Avant-hier, le Département des Services Vétérinaires était en état d’alerte, en raison de la propagation de la peste des petits ruminants au niveau de plusieurs régions du pays, titrent les journaux et diffusent les médias lourds, ces derniers temps.

Les avertissements des Inspections Vétérinaires ont été mis à la connaissance des éleveurs, il y a environ deux mois. Les responsables chargés de ce dossier épidémique dans la wilaya, d’Aïn Témouchent multiplient les sorties au niveau des zones considérées comme des bassins laitiers et d’élevage.

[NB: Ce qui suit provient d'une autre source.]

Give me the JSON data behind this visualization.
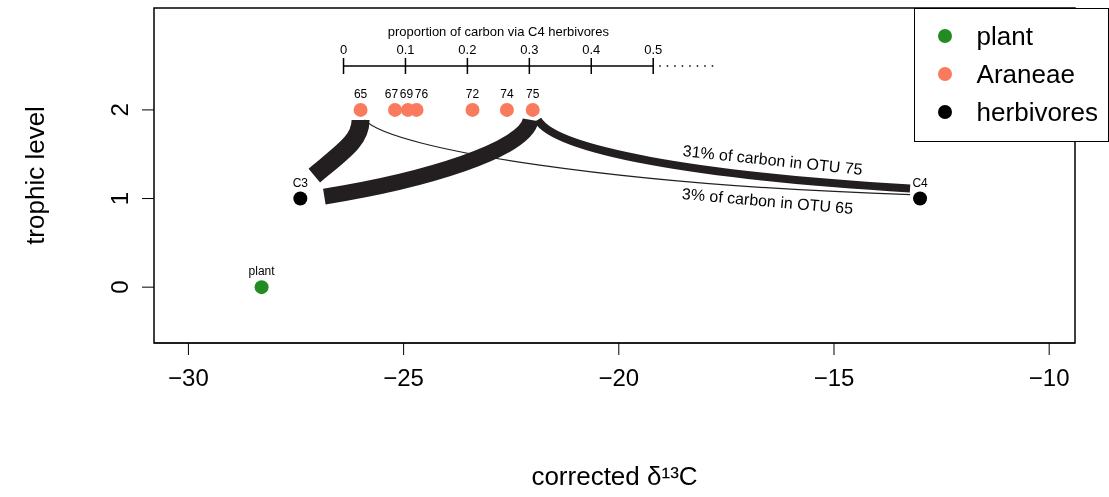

Selon nos sources d’information, les responsables  à Aïn Témouchent n’ont pas enregistré de cas de peste des petits ruminants ovins et caprins, mais l’heure est marquée par des campagnes de sensibilisation et la collecte des renseignements auprès des éleveurs qui décèlent ou non des cas de suspicion. On apprend que la wilaya limitrophe d’Aïn Témouchent, en l’occurrence Oran, a enregistré le samedi 05 janvier 02 premiers foyers de peste de petits ruminants. Auparavant, une dizaine d’agneaux ont été détruits au doura Boudjemaa (Oran) et Sidi Chahmi, apprend-on.

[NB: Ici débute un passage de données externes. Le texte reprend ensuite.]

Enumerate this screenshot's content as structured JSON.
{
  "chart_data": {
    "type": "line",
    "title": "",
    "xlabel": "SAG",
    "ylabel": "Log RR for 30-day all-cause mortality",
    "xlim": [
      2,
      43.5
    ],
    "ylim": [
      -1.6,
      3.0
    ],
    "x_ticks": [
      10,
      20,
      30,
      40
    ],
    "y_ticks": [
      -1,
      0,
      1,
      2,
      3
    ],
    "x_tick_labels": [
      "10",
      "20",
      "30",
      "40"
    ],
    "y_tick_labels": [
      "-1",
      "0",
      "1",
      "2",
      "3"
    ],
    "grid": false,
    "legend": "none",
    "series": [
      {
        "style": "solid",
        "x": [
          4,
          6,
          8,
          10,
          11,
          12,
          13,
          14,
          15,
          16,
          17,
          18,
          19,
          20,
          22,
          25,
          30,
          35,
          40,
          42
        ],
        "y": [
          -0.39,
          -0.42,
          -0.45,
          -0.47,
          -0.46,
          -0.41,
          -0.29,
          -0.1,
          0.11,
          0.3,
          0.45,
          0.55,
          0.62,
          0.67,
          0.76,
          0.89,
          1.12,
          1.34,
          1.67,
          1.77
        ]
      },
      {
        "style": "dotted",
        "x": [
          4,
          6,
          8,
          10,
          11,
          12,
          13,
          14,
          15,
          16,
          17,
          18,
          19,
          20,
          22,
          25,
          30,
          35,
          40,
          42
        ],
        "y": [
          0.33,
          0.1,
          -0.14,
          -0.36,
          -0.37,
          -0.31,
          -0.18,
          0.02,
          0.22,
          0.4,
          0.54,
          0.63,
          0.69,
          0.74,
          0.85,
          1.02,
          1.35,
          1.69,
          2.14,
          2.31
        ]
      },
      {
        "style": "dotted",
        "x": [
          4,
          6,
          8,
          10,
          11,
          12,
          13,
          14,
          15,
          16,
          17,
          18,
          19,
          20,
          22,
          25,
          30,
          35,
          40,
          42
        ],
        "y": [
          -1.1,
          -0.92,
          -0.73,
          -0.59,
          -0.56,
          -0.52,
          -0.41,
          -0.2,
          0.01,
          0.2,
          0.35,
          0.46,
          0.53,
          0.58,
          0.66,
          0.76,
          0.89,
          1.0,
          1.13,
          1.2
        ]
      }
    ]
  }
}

Le déplacement de cheptels, d’un souk hebdomadaire à un autre peut être à l’origine d’une propagation de cette maladie à déclaration obligatoire. Une mesure est à prendre en urgence est d’interdire le déplacement des petits ruminants, d’un point de vente à un autre, étant donné que l’épidémie attaque en premier les agneaux en bas âge. La wali d’Aïn Témouchent est en mesure de prendre une telle décision prophylactique. Il est à rappeler que jeudi dernier, le ministre de l’Agriculture, Abdelkader Boughazi, avait déclaré à la presse : «que 2.000 petits ruminants atteints de peste ont été jusque-là enregistrés au niveau national.»

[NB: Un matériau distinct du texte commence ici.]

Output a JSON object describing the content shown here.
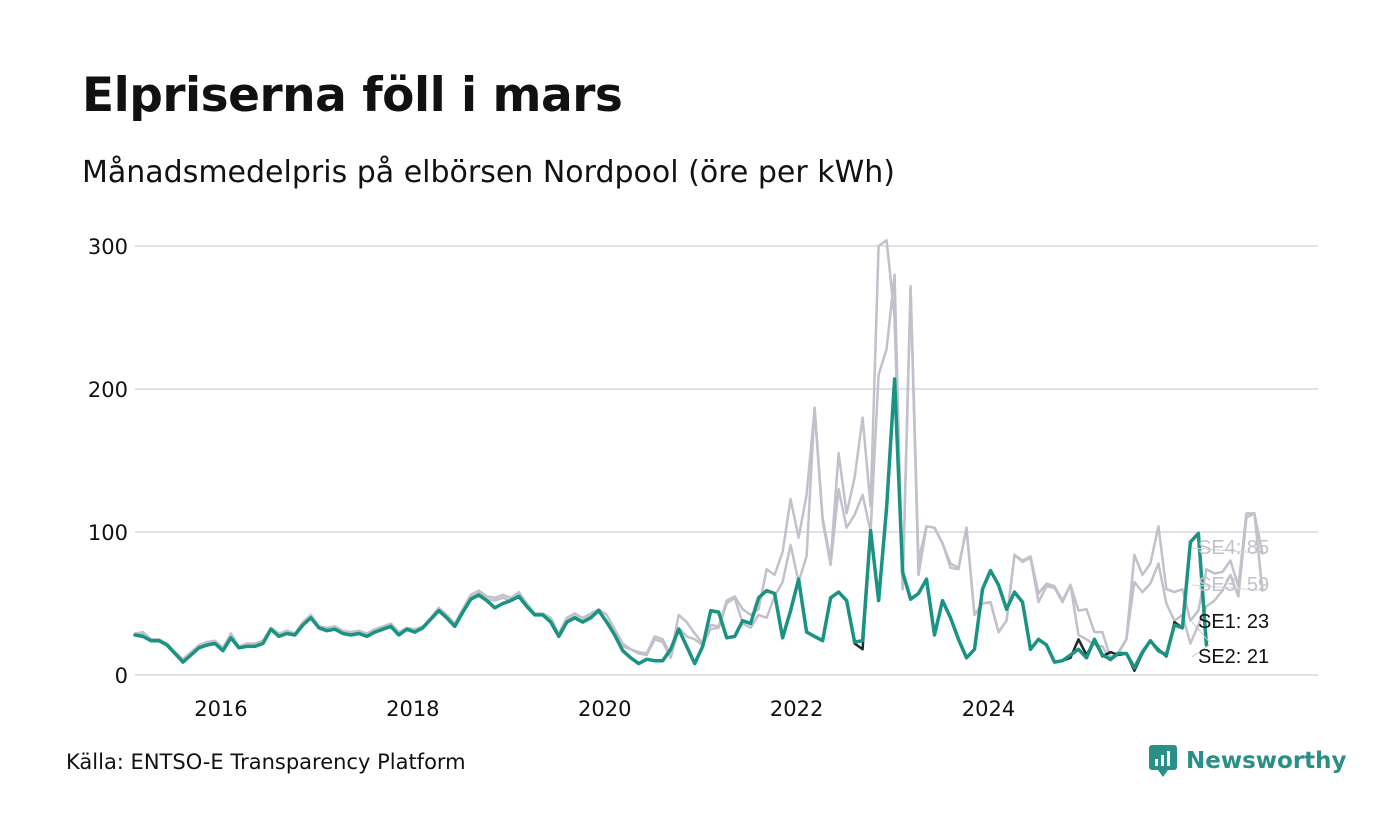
{
  "title": "Elpriserna föll i mars",
  "subtitle": "Månadsmedelpris på elbörsen Nordpool (öre per kWh)",
  "source": "Källa: ENTSO-E Transparency Platform",
  "brand": "Newsworthy",
  "colors": {
    "SE1": "#1b2b2a",
    "SE2": "#1a9383",
    "SE3": "#c2c1cb",
    "SE4": "#c2c1cb",
    "grid": "#e1e1e6",
    "brand": "#2a8f86"
  },
  "chart_data": {
    "type": "line",
    "title": "Elpriserna föll i mars",
    "subtitle": "Månadsmedelpris på elbörsen Nordpool (öre per kWh)",
    "xlabel": "",
    "ylabel": "",
    "ylim": [
      0,
      300
    ],
    "yticks": [
      "0",
      "100",
      "200",
      "300"
    ],
    "ytick_values": [
      0,
      100,
      200,
      300
    ],
    "xlim": [
      2015.0,
      2027.33
    ],
    "xticks": [
      "2016",
      "2018",
      "2020",
      "2022",
      "2024"
    ],
    "xtick_values": [
      2016.0,
      2018.0,
      2020.0,
      2022.0,
      2024.0
    ],
    "x_start": 2015.0,
    "x_step": 0.0833333,
    "grid": true,
    "legend": "end labels at right",
    "end_labels": [
      "SE4: 85",
      "SE3: 59",
      "SE1: 23",
      "SE2: 21"
    ],
    "series": [
      {
        "name": "SE3",
        "end_label": "SE3: 59",
        "values": [
          29,
          29,
          24,
          24,
          21,
          15,
          10,
          15,
          20,
          22,
          23,
          18,
          27,
          19,
          21,
          21,
          23,
          32,
          28,
          30,
          28,
          36,
          41,
          33,
          32,
          33,
          30,
          29,
          30,
          28,
          31,
          33,
          35,
          29,
          32,
          31,
          33,
          39,
          46,
          41,
          35,
          45,
          54,
          57,
          53,
          52,
          54,
          52,
          56,
          49,
          42,
          42,
          38,
          28,
          38,
          41,
          38,
          41,
          45,
          38,
          30,
          20,
          18,
          15,
          14,
          25,
          23,
          12,
          33,
          27,
          25,
          21,
          32,
          33,
          50,
          54,
          36,
          33,
          42,
          40,
          55,
          65,
          91,
          65,
          83,
          187,
          108,
          77,
          130,
          103,
          112,
          126,
          100,
          210,
          228,
          280,
          60,
          270,
          70,
          104,
          103,
          92,
          78,
          75,
          103,
          42,
          50,
          51,
          30,
          38,
          84,
          79,
          82,
          51,
          62,
          61,
          51,
          63,
          28,
          25,
          21,
          20,
          10,
          15,
          25,
          65,
          58,
          64,
          78,
          50,
          38,
          42,
          22,
          35,
          48,
          52,
          59,
          70,
          55,
          110,
          113,
          59
        ]
      },
      {
        "name": "SE4",
        "end_label": "SE4: 85",
        "values": [
          29,
          30,
          25,
          25,
          22,
          16,
          11,
          16,
          21,
          23,
          24,
          19,
          29,
          20,
          22,
          22,
          24,
          33,
          29,
          31,
          29,
          37,
          42,
          34,
          33,
          34,
          31,
          30,
          31,
          29,
          32,
          34,
          36,
          30,
          33,
          32,
          34,
          40,
          47,
          42,
          36,
          46,
          56,
          59,
          55,
          54,
          56,
          54,
          58,
          50,
          43,
          43,
          40,
          29,
          40,
          43,
          40,
          43,
          46,
          42,
          32,
          22,
          18,
          16,
          15,
          27,
          25,
          14,
          42,
          37,
          29,
          22,
          35,
          34,
          52,
          55,
          46,
          42,
          46,
          74,
          70,
          86,
          123,
          96,
          126,
          186,
          110,
          80,
          155,
          113,
          138,
          180,
          118,
          300,
          304,
          250,
          60,
          272,
          80,
          104,
          103,
          92,
          75,
          74,
          103,
          42,
          50,
          51,
          30,
          38,
          84,
          80,
          83,
          57,
          64,
          62,
          52,
          63,
          45,
          46,
          30,
          30,
          12,
          16,
          25,
          84,
          70,
          78,
          104,
          60,
          58,
          60,
          38,
          45,
          74,
          71,
          72,
          80,
          62,
          113,
          113,
          85
        ]
      },
      {
        "name": "SE1",
        "end_label": "SE1: 23",
        "values": [
          28,
          27,
          24,
          24,
          21,
          15,
          9,
          14,
          19,
          21,
          22,
          17,
          26,
          19,
          20,
          20,
          22,
          32,
          27,
          29,
          28,
          35,
          40,
          33,
          31,
          32,
          29,
          28,
          29,
          27,
          30,
          32,
          34,
          28,
          32,
          30,
          33,
          39,
          45,
          40,
          34,
          44,
          53,
          56,
          52,
          47,
          50,
          52,
          55,
          48,
          42,
          42,
          37,
          27,
          37,
          40,
          37,
          40,
          45,
          37,
          28,
          17,
          12,
          8,
          11,
          10,
          10,
          18,
          32,
          20,
          8,
          20,
          45,
          44,
          26,
          27,
          38,
          36,
          54,
          59,
          57,
          26,
          45,
          67,
          30,
          27,
          24,
          54,
          58,
          52,
          22,
          18,
          100,
          52,
          117,
          207,
          72,
          53,
          57,
          67,
          28,
          52,
          40,
          25,
          12,
          18,
          60,
          73,
          63,
          46,
          58,
          51,
          18,
          25,
          21,
          9,
          10,
          12,
          25,
          14,
          24,
          13,
          16,
          14,
          15,
          3,
          15,
          24,
          18,
          13,
          37,
          33,
          93,
          99,
          23
        ]
      },
      {
        "name": "SE2",
        "end_label": "SE2: 21",
        "values": [
          28,
          27,
          24,
          24,
          21,
          15,
          9,
          14,
          19,
          21,
          22,
          17,
          26,
          19,
          20,
          20,
          22,
          32,
          27,
          29,
          28,
          35,
          40,
          33,
          31,
          32,
          29,
          28,
          29,
          27,
          30,
          32,
          34,
          28,
          32,
          30,
          33,
          39,
          45,
          40,
          34,
          44,
          53,
          56,
          52,
          47,
          50,
          52,
          55,
          48,
          42,
          42,
          37,
          27,
          37,
          40,
          37,
          40,
          45,
          37,
          28,
          17,
          12,
          8,
          11,
          10,
          10,
          18,
          32,
          20,
          8,
          20,
          45,
          44,
          26,
          27,
          38,
          36,
          54,
          59,
          57,
          26,
          45,
          67,
          30,
          27,
          24,
          54,
          58,
          52,
          23,
          24,
          101,
          52,
          117,
          207,
          72,
          53,
          57,
          67,
          28,
          52,
          40,
          25,
          12,
          18,
          60,
          73,
          63,
          46,
          58,
          51,
          18,
          25,
          21,
          9,
          10,
          14,
          18,
          12,
          25,
          14,
          11,
          15,
          15,
          5,
          16,
          24,
          17,
          14,
          35,
          33,
          93,
          99,
          21
        ]
      }
    ]
  }
}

Leur abattage a été aussi immédiat. La semaine d’avant, cite notre source d’information, le Directeur des Services Vétérinaires (DSV) au ministère de l’Agriculture, du Développement Rural et de la Pêche, El Hachemi Karim Kaddour a fait état de : «la perte de 1.000 à 1.200 têtes de bétail, en raison de la peste des petits ruminants à travers 12 wilayas.» Encore, on n’est pas bien renseigné, tellement les chiffres fournis changent d’un responsable à un autre, en peu de temps. L’Inspection Vétérinaire de la wilaya d’Aïn Témouchent est en état d’alerte maximum, fait-on savoir.

Tout le long de la journée, des fellahs viennent s’informer sur les précautions à prendre, afin de venir déclarer à temps en cas de suspicion. Quelle est l’origine de la maladie ? On nous renseigne que c’est : «une maladie très contagieuse et surtout transfrontalière. L’épidémie s’est introduite en Algérie par les échanges d’animaux entre les éleveurs algériens et ceux des pays frontaliers qui sont tous infectés.

La maladie sévit dans tous les pays du Sahel. Des foyers ont été également signalés au Maroc et en Tunisie. Les premiers cas de la maladie ont été découverts il y a deux mois, dans la wilaya frontalière Tébessa. Depuis, l’épidémie s’est propagée à Oum El Bouaghi, Biskra, El Tarf, Béjaïa, Laghouat et Djelfa, Médéa, Saïda, Tiaret, Naâma, Tlemcen et à Oran. »

Les réactions du ministère de l’Agriculture n’ont pas tardé à mettre en œuvre des dispositifs, à l’échelle nationale. Un budget de 400 millions de dinars, pour l’acquisition du vaccin contre la peste des petits ruminants a été mobilisé.

A Aïn Témouchent, à l’instar des autres régions du pays entameront, durant ce mois de janvier, une campagne de vaccination du cheptel. Le ministre de l’Agriculture a également assuré que les éleveurs ayant perdu des animaux atteints d’épidémies seront indemnisés.